Tinta

“Tú no lo hagas, pero ven a vernos”. Muchas variantes hartaron a Mariana, quien finalmente accedió a ir con sus amigas a hacerse un tatuaje.

Era un lugar pequeño. Mariana se quedó un momento viendo los diseños que adornaban la fachada hasta que sonó la campanilla, anunciando que al fin entraba. Las dos amigas hojeaban un catálogo; un hombretón barbudo se hacía un enésimo tatuaje; una mujer esperaba su turno. Poco a poco fijó su mirada en cada arista del lugar, hasta llegar al último elemento: el tatuador, encargado de detener el tiempo en la piel de su cliente. De espaldas, parecía un tipo ordinario haciendo su trabajo, pero ella quiso verificar su apariencia. Momentos más tarde, se tatuaba un pequeño símbolo tribal en el brazo, ante la mirada atónita de sus amigas, quienes se habían acobardado en el último instante.

En la silla tenía sentido, pero fuera de ella era una locura. La joven renuente, perfecta antítesis del tatuaje en todo sentido, cediendo dócil a la tinta. El misterio era para todos, pero no para ella. Mirada fija, sonrisa discreta, sudor nervioso; todo bien camuflado por un dolor intenso. Ella solo eligió cualquier diseño del libro y él no hizo más que un simple ademán para que ella se sentara. No hubo necesidad de intercambiar palabras. Terminado el proceso, salieron las tres chicas del lugar.

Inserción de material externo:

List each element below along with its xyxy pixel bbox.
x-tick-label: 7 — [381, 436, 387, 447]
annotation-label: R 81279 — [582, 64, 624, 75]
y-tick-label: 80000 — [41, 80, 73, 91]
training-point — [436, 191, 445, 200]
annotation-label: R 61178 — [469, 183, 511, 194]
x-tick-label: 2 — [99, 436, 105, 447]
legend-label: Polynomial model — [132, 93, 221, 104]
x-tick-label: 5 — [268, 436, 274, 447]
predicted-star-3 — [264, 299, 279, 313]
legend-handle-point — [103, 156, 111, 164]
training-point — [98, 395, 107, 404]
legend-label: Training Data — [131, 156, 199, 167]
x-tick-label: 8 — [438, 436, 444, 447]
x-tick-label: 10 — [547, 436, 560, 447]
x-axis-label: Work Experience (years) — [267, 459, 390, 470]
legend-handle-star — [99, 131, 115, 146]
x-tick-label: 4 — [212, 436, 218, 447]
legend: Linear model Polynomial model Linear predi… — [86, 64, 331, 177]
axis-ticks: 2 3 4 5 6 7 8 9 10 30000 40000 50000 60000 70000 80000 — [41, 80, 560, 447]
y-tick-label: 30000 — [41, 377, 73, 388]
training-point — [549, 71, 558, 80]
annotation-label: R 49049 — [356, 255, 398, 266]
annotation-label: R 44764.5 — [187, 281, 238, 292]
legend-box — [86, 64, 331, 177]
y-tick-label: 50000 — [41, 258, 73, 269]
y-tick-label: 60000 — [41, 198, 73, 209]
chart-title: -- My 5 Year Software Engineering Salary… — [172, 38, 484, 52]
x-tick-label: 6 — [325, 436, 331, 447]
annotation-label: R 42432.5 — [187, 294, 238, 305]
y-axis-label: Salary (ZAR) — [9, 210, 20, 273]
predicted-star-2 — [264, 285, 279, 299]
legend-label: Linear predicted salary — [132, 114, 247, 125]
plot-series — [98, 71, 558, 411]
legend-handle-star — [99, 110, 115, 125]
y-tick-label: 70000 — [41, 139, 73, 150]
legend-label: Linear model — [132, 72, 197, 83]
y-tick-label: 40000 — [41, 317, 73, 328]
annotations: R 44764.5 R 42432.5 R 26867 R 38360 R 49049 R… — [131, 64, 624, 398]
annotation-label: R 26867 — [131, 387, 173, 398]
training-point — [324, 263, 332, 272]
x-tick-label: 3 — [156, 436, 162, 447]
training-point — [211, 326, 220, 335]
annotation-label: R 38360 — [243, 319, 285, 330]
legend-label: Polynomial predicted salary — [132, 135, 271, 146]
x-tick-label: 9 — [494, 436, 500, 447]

En subsecuentes ocasiones volvió por más tatuajes. La intención siempre la misma (hablar con Carlos). El resultado invariable (silencio). La atracción se volvía hacia un sentimiento más íntimo y no podía ser de otra forma, pues la responsabilidad era mucha. Se dejaba marcar. Era un lienzo. Lamentablemente, y ella lo había estimado antes, no era infinita, por lo que llegó el día en que no cabía más que un último tatuaje.

Se armó de valor temprano, recordándose frente al espejo que era la última oportunidad. Después de este tatuaje, no habría ninguna excusa para volver con él, y ella sabía que la necesitaba. Entró e hizo sonar la campanilla por penúltima vez. Estaba solo. Caminó decidida y se sentó. “Haz lo que quieras”, tendiéndole la última superficie de su piel. “Es la primera vez que escucho tu voz”, mientras preparaba sus instrumentos. Una sonrisa. Otra sonrisa. La conversación fluyó de pronto…


Salió del local de noche y todo se sentía diferente. Ella ya era otra persona, sin una superficie de piel propia. Se preguntó si había valido la pena mientras hacía su trayecto a casa. “Definitivamente”, pensó en voz alta. No había conseguido pareja (tras un par de horas de conversar se dio cuenta de que no era su tipo), pero era una persona nueva. Eso, para ella, ya era algo.